Why do we consider, without thinking too much about it and even before actually thinking about it, that AI is autonomous when any knowledge in this field should lead to the opposite estimation? What links AI to the destiny of autonomy?

If the question of autonomy is complex and I cannot do justice here to its historical problematicity (and there is a habit today of caricaturing and oversimplifying Western modernity by hiding all its ambivalence), it can be approached as the junction between the questions of rationality and freedom: reason as detachment from material conditions and freedom as detachment from causal determinations. Autonomy is a project of anthropological emancipation. How can one free oneself from determinism and introduce, through the will, an unpredictable and free event? How to detach the human being from the rest (and to make this rest, that is to say, from the Earth, a peripheral and exploitable area)?

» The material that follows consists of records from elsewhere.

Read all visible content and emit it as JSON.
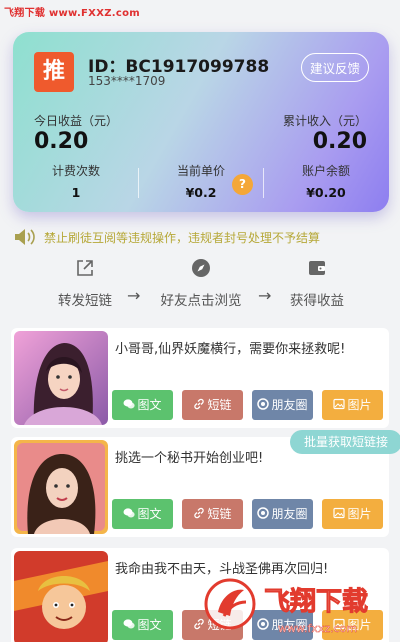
{
  "watermark_top": "飞翔下载 www.FXXZ.com",
  "profile": {
    "badge": "推",
    "id_label": "ID：BC1917099788",
    "phone": "153****1709",
    "feedback_button": "建议反馈",
    "today_label": "今日收益（元）",
    "today_value": "0.20",
    "total_label": "累计收入（元）",
    "total_value": "0.20",
    "count_label": "计费次数",
    "count_value": "1",
    "unit_price_label": "当前单价",
    "unit_price_value": "¥0.2",
    "help_mark": "?",
    "balance_label": "账户余额",
    "balance_value": "¥0.20"
  },
  "notice": "禁止刷徒互阅等违规操作，违规者封号处理不予结算",
  "steps": [
    {
      "label": "转发短链",
      "icon": "share-out-icon"
    },
    {
      "label": "好友点击浏览",
      "icon": "compass-icon"
    },
    {
      "label": "获得收益",
      "icon": "wallet-icon"
    }
  ],
  "step_arrow": "→",
  "batch_button": "批量获取短链接",
  "actions": [
    {
      "label": "图文",
      "icon": "wechat-icon",
      "color": "#5cc26e"
    },
    {
      "label": "短链",
      "icon": "link-icon",
      "color": "#c8786a"
    },
    {
      "label": "朋友圈",
      "icon": "moments-icon",
      "color": "#6f86a8"
    },
    {
      "label": "图片",
      "icon": "image-icon",
      "color": "#f3ae3f"
    }
  ],
  "items": [
    {
      "title": "小哥哥,仙界妖魔横行，需要你来拯救呢!"
    },
    {
      "title": "挑选一个秘书开始创业吧!"
    },
    {
      "title": "我命由我不由天，斗战圣佛再次回归!"
    }
  ],
  "watermark_bottom": {
    "brand": "飞翔下载",
    "url": "www.fxxz.com"
  },
  "colors": {
    "accent": "#ef5a2d",
    "notice": "#b6a838",
    "help": "#f4a738"
  }
}
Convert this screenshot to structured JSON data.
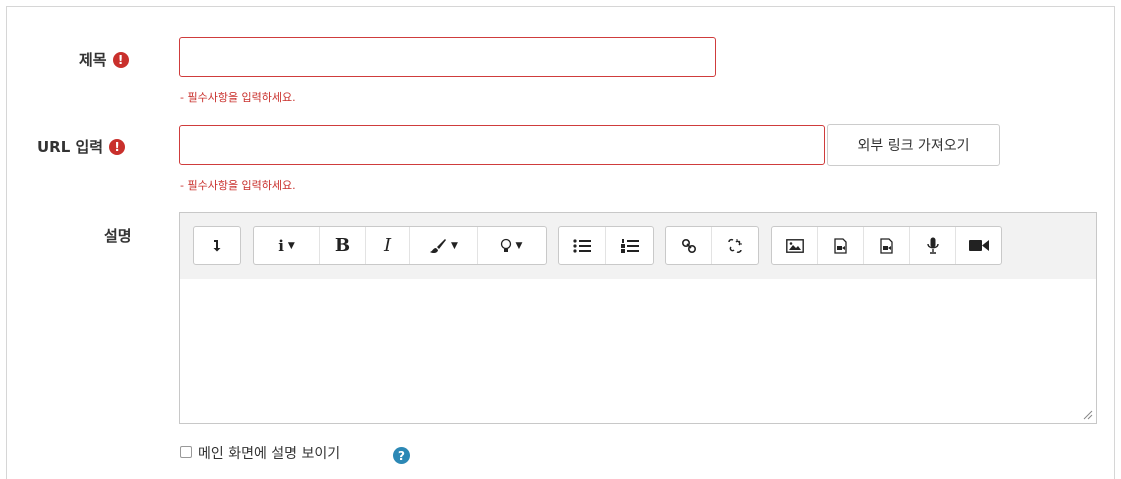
{
  "form": {
    "title_field": {
      "label": "제목",
      "value": "",
      "error": "- 필수사항을 입력하세요."
    },
    "url_field": {
      "label": "URL 입력",
      "value": "",
      "error": "- 필수사항을 입력하세요.",
      "fetch_button": "외부 링크 가져오기"
    },
    "description": {
      "label": "설명",
      "content": ""
    },
    "show_on_main": {
      "label": "메인 화면에 설명 보이기",
      "checked": false
    },
    "required_icon": "!",
    "help_icon": "?"
  },
  "toolbar": {
    "groups": [
      [
        "collapse-icon"
      ],
      [
        "info-icon",
        "bold-icon",
        "italic-icon",
        "brush-icon",
        "lightbulb-icon"
      ],
      [
        "unordered-list-icon",
        "ordered-list-icon"
      ],
      [
        "link-icon",
        "unlink-icon"
      ],
      [
        "image-icon",
        "media-icon",
        "file-icon",
        "microphone-icon",
        "video-icon"
      ]
    ],
    "bold_label": "B",
    "italic_label": "I",
    "info_label": "i"
  },
  "colors": {
    "error": "#c9302c",
    "help": "#2c88b5",
    "border": "#c8c8c8"
  }
}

Of course, it should be rigorously shown that, in the philosophical field, this question has been approached in a multiple and contradictory way, that some, such as Spinoza, have estimated on the contrary that freedom is the understanding of necessity. There is a whole tradition of relationality and heteronomy rather than autonomy, but it seems to me that political emancipation has been, at least in France and no doubt less so in the Anglo-Saxon world, a question of empowerment that has obscured its conditions of domination and exclusion of gender, ethnicity or other groups, to the point where this obscuring has called into question the very notion of emancipation.

Several reasons have led to doubts about our ability to emancipate and become autonomous. This doubt about political autonomy concerned freedom and led to the development of the other side of autonomy, that of reason. It would be too long here to go down the path between reason, formal logic and cybernetics and then computing, but let us consider that the computer, this “black box”, is an embodiment of the autonomy of reason. Through this box, a world of autonomous experiments was created, perfectly repeatable and capable of being incremented again and again, whereas in the field of experimental science, quantum physics made this certainty of repetition waver. As the world of phenomena became more and more complex and, as it became globalized, became more and more heteronomous and relational, another world developed just on its edges, the world of calculating machines, which became an autonomous world.

Data centers are a good example of this autonomy that mixes rationality and materiality: they are ultra-secure places where external events are considered as disturbances to be excluded. Metal grills, bullet-proof windows, confined areas, they are autonomous places.

From then on, AI appears as an alternative autonomy to anthropological autonomy doomed to failure. What we cannot be, AI is, at least fantastically. This takes a particular form in the artistic field where AI is asked to embody a very classical figure of the artist: a pure creator who would be autonomous, and who contradicts the reality of contemporary artistic practices. It is also for this reason that, with rare exceptions, “neuralart” or “ganism” produces a kitschy aesthetic which, far from opening up new plastic possibilities, constitutes the pastiche of common sense art. They are most often pseudo-paintings that seem to go back in time in the history of art rather than opening up new possibilities. The aesthetic question, which I leave hanging, becomes that of the relationship between autonomy and possibilities.